Top 10 Least Explored Places in the World

We humans tend to think that our modern technology has led to the conquering of Earth’s nature. Mother Nature begs to differ. This list is for those of you who want to forge a new path, or who would just like to read about how uncomfortable it might be to do so.


10. Greenland Ice Sheet

When Erik the Red found a place to settle, he named it Greenland. Scandinavian people far and wide competed for spots upon ships heading to this newfound paradise. When they got there, they were greeted by a country covered by 80% of sheer ice. Suffice it to say, people have seldom found a need to venture far from the shore or into the heart of their colonized ice cube. The Greenland ice sheet is a whopping 600 square miles in size. Perhaps people 2000 years from now will live the promises given to their ancestors because many scientists estimate that the ice sheet will melt by that time. The ice sheet has long served researchers well as an indicator of past climate change as they drill cores out of the ice.

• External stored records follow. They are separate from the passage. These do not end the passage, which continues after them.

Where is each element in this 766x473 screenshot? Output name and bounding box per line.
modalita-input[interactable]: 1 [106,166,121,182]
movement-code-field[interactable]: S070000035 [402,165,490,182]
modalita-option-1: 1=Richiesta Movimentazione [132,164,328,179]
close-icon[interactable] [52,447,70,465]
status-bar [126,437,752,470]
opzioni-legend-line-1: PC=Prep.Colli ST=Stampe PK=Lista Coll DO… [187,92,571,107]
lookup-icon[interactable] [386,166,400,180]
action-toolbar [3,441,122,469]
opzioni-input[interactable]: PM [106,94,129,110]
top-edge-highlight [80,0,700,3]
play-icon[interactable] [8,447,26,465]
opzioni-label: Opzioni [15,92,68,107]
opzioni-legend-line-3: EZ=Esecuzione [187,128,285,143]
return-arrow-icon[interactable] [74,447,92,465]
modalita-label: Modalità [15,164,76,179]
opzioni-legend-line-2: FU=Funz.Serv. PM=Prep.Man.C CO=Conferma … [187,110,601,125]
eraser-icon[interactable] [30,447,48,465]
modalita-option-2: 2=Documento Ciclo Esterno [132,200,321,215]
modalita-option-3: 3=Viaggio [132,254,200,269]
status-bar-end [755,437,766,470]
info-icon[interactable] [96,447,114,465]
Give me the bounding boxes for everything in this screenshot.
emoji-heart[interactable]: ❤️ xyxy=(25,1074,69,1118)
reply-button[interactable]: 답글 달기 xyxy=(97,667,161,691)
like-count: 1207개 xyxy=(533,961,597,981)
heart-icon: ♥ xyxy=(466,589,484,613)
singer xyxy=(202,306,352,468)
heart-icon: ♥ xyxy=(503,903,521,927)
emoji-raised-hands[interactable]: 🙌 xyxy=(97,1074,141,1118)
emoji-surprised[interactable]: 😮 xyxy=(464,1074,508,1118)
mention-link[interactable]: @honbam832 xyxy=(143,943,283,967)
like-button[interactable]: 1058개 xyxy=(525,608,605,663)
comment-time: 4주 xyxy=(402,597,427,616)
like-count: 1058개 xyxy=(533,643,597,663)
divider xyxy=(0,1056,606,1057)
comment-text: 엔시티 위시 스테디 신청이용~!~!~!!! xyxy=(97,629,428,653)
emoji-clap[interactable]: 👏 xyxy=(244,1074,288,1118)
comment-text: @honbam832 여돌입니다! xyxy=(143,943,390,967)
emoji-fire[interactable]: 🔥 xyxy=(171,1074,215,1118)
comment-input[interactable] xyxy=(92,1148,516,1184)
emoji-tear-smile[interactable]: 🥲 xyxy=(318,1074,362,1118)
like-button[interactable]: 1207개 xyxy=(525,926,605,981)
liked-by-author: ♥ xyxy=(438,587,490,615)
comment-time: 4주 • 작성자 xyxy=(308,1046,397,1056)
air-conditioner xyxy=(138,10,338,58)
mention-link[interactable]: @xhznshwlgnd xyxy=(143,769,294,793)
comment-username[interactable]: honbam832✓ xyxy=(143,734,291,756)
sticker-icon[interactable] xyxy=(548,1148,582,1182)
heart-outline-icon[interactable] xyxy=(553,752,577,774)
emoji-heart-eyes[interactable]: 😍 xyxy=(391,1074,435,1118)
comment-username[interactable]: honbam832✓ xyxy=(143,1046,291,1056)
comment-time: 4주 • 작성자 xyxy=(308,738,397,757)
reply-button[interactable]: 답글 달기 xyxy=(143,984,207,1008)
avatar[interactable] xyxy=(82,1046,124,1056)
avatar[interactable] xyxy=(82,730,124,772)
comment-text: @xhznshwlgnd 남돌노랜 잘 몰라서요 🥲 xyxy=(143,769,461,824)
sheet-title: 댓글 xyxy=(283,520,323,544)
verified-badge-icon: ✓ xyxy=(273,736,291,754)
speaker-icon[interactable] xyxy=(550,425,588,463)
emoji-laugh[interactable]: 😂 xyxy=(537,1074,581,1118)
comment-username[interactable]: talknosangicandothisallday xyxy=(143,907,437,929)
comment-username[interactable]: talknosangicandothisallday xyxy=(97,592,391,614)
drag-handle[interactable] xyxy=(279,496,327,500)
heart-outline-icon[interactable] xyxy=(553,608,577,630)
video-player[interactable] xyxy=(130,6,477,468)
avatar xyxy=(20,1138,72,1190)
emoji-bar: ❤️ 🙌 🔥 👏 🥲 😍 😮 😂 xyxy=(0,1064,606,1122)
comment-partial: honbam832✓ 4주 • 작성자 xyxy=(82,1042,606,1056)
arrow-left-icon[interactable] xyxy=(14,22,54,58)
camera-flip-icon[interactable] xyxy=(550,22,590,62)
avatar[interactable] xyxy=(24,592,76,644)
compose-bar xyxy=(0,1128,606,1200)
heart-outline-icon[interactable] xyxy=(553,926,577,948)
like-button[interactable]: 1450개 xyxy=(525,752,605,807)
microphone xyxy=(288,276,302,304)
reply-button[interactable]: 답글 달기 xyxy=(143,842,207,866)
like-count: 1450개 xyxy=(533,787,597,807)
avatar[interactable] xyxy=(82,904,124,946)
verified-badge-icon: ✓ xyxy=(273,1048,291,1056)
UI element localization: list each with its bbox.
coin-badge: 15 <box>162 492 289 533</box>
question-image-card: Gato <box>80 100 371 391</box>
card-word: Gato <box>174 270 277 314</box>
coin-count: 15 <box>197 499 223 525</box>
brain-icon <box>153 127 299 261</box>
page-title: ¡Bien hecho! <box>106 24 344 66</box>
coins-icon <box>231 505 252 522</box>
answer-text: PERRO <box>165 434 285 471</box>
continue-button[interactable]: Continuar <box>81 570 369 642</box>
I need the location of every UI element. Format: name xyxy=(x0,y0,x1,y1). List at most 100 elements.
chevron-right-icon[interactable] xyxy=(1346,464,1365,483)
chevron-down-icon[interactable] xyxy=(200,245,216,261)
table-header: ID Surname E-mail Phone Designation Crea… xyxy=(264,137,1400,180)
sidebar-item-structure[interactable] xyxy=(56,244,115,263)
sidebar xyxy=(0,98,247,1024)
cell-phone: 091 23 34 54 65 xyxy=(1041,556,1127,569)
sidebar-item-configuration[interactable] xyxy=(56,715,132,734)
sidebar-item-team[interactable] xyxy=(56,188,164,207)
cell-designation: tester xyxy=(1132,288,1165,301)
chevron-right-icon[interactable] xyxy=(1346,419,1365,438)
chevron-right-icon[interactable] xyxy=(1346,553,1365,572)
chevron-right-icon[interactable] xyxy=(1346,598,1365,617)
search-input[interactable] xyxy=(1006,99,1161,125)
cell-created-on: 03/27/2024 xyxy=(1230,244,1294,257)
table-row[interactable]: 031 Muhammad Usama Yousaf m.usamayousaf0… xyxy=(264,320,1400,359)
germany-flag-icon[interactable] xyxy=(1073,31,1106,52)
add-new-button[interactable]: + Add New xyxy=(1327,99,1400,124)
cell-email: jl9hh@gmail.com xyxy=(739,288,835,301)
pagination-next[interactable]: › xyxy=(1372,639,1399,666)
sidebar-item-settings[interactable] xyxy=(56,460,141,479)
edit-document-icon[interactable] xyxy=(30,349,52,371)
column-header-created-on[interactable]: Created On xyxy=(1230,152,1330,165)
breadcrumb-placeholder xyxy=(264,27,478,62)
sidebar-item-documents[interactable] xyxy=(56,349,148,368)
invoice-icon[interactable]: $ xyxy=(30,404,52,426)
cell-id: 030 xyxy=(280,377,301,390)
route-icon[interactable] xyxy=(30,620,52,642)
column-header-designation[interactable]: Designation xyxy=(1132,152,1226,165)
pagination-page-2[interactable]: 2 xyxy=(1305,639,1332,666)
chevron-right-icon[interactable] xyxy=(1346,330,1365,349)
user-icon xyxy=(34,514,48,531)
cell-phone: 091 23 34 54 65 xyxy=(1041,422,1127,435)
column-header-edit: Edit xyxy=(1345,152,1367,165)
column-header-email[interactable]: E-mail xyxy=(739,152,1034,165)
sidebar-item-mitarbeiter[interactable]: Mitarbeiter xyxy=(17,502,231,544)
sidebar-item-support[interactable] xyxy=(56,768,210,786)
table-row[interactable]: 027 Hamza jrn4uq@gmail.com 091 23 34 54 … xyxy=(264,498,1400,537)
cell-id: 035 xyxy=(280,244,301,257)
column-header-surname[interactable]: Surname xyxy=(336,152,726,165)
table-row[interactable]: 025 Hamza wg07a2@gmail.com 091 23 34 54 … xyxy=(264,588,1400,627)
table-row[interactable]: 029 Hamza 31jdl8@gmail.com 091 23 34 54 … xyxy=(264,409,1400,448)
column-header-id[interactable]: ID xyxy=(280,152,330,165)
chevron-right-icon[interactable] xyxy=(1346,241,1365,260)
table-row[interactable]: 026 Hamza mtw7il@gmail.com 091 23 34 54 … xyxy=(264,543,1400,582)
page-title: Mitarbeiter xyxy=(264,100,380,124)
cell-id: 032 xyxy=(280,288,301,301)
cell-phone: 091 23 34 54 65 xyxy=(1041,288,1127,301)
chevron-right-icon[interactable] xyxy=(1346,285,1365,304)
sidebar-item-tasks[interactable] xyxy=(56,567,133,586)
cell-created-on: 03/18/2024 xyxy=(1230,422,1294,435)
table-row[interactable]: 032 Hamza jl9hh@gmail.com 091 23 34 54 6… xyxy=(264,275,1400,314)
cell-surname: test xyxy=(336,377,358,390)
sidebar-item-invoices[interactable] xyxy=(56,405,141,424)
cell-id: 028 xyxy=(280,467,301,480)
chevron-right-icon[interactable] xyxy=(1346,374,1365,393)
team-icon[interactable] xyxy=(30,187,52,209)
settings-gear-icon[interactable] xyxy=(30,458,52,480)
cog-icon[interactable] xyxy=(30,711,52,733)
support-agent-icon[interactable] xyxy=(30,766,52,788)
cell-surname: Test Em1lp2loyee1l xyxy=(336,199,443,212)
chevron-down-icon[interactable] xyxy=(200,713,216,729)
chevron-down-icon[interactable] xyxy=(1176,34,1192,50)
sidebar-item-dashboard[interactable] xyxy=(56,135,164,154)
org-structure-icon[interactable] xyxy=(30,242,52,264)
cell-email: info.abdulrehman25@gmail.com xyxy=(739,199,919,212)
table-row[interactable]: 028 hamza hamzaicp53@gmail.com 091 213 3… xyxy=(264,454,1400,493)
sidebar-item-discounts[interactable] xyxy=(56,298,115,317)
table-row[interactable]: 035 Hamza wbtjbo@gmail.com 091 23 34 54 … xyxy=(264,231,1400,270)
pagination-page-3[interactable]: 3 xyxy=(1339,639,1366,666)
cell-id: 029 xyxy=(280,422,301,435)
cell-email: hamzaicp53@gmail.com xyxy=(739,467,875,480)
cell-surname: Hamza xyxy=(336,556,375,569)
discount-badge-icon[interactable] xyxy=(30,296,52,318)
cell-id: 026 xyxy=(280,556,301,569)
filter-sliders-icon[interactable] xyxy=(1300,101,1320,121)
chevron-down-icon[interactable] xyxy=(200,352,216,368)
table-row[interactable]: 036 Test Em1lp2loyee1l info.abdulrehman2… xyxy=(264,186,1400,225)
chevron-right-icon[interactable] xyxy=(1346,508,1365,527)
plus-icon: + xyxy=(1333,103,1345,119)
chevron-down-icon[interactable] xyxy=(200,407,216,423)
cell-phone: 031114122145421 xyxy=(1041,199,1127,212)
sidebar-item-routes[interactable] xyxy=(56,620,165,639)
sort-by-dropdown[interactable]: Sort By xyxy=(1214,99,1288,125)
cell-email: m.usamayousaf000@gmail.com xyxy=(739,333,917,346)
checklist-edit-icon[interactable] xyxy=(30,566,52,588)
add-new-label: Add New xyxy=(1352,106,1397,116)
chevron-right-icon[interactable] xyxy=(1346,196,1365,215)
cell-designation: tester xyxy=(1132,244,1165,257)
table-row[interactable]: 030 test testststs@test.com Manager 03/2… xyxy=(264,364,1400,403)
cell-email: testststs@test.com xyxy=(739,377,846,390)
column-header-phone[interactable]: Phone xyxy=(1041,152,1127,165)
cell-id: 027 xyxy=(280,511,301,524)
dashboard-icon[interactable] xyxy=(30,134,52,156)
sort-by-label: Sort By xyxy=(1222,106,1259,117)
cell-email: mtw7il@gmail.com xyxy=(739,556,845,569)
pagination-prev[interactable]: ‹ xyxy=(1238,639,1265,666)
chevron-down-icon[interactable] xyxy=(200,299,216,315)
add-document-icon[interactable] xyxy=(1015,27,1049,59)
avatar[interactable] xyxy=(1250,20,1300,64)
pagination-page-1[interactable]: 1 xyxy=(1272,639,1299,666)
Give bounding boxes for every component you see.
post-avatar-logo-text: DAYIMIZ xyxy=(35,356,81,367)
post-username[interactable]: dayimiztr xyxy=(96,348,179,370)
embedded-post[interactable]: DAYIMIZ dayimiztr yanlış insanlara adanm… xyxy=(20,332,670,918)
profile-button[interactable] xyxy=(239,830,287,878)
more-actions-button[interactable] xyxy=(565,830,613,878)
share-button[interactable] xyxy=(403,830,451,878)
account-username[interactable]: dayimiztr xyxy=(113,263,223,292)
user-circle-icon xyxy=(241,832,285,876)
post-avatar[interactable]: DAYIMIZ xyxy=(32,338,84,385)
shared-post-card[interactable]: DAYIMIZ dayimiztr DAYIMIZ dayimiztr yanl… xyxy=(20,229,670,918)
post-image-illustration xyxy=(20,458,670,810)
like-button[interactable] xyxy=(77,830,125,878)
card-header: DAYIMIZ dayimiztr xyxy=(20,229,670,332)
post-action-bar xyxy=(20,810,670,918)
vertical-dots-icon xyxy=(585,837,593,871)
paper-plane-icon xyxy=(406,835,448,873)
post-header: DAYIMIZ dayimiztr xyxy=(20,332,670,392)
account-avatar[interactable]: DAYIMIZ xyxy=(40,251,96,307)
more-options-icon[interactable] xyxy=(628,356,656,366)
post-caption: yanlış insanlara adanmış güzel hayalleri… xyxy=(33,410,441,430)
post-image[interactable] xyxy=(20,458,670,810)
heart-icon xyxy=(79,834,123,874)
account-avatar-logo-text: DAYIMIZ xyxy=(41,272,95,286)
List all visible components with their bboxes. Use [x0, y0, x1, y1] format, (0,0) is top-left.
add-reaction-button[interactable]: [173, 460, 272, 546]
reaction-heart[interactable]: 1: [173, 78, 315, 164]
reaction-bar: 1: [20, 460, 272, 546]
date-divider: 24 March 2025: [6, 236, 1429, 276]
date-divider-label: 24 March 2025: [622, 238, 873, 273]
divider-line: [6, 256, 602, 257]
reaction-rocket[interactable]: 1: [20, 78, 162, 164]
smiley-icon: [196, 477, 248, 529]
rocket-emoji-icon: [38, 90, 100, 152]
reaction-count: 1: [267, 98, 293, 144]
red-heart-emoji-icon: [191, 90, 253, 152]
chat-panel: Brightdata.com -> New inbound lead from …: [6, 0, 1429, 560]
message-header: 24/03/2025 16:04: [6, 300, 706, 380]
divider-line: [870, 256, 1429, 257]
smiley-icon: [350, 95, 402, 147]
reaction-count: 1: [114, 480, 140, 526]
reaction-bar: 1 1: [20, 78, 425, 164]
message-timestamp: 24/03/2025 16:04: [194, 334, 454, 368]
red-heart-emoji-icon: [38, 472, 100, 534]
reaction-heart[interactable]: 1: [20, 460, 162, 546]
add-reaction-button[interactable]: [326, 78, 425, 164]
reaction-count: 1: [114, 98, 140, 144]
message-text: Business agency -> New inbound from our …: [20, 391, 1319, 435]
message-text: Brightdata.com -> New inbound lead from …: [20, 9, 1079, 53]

9. Colombia’s North Mountains

It’s hard to tell just how unexplored the northern mountains of Columbia are, because guerrilla fighters don’t keep official records on the internet. Many bands of outlaws disappear into the area with plans to emerge at later, more opportune times. Most of the nearby residents, however, are peaceful, indigenous tribes. For every scientific expedition that is conducted, it seems that new flora and fauna are identified each time. The areas are home to extensive cloud rainforests that envelop these mountains in mist. These unexplored mountain ranges are best suited for naturalists interested in discovery. In 2006, a new bird species (Yariguies Brush Finch) was found in a previously unexplored region of the Yariguies Mountains, so called after the native people that used to inhabit them. More recently in 2010, a new subspecies of the bird Lachrymose Mountain Tanager was discovered.


8. The Amazon Rainforest

Even being under siege as it is, the Amazon Basin still holds a vast amount of untouched land. The Amazon Rainforest covers most of the basin and is so large, in fact, that there are still tribes of people untouched by modern civilization. The Amazon maintains perhaps the most species rich tract of tropical rainforest on the planet. It is beautiful to behold, but dangerous in traveling. Dense bush and a slew of venomous creatures keep the common person from delving too deep, but these devices don’t work as well against bulldozers and industrial equipment. What is thought to have grown some 35-54 million years ago is now being cut down by large swaths every day. Exasperating the problem is that many different countries claim a part of the Amazon as their own and so set the local policy for its treatment in that area. The Amazon claims over half the remaining rainforest in the world.


7. Papua New Guinea

Papua New Guinea has the distinction of being one of the world’s least explored countries. It is home to a prolific amount of fauna, flora, and indigenous peoples. Paradise birds amaze the eyes with an untold variety of dances and courtship rituals. The biodiversity is as amazing as the native cultures, and new species of plants and animals are found routinely. Scientists believe that countless other unidentified species inhabit the country’s inner jungle. When it comes to being a scientific haven, Papua New Guinea is comparable to places such as Madagascar and Belize. The rugged terrain of this country means that many areas are only accessible by airplane (unless you feel up for a huge amount of hiking and climbing).


6. Namibia

Namibia is the least populated country in Africa. A mere estimated 2.1 million people call almost 300,000 square miles home. After doing the math, it becomes clear that there is a lot of open space per citizen. There is a large amount of land for the people to take custodianship of, but Namibia is also the only country to include protection of the natural world in its governmental constitution. Even with a poaching problem all too common in most African countries, Namibia’s pro-environment policies protect thousands of square miles of largely unexplored deserts (including the famous Kalahari) and plateaus. Namibia is a great place for spotting endangered animals. Rhinos and cheetahs top the long list of animals facing eventual extinction. Namibia also houses many small, charismatic animals such as the ant bear and the notorious honey badger.  The race is on for this country to grow its ecotourism industry faster than poachers can lessen its biodiversity.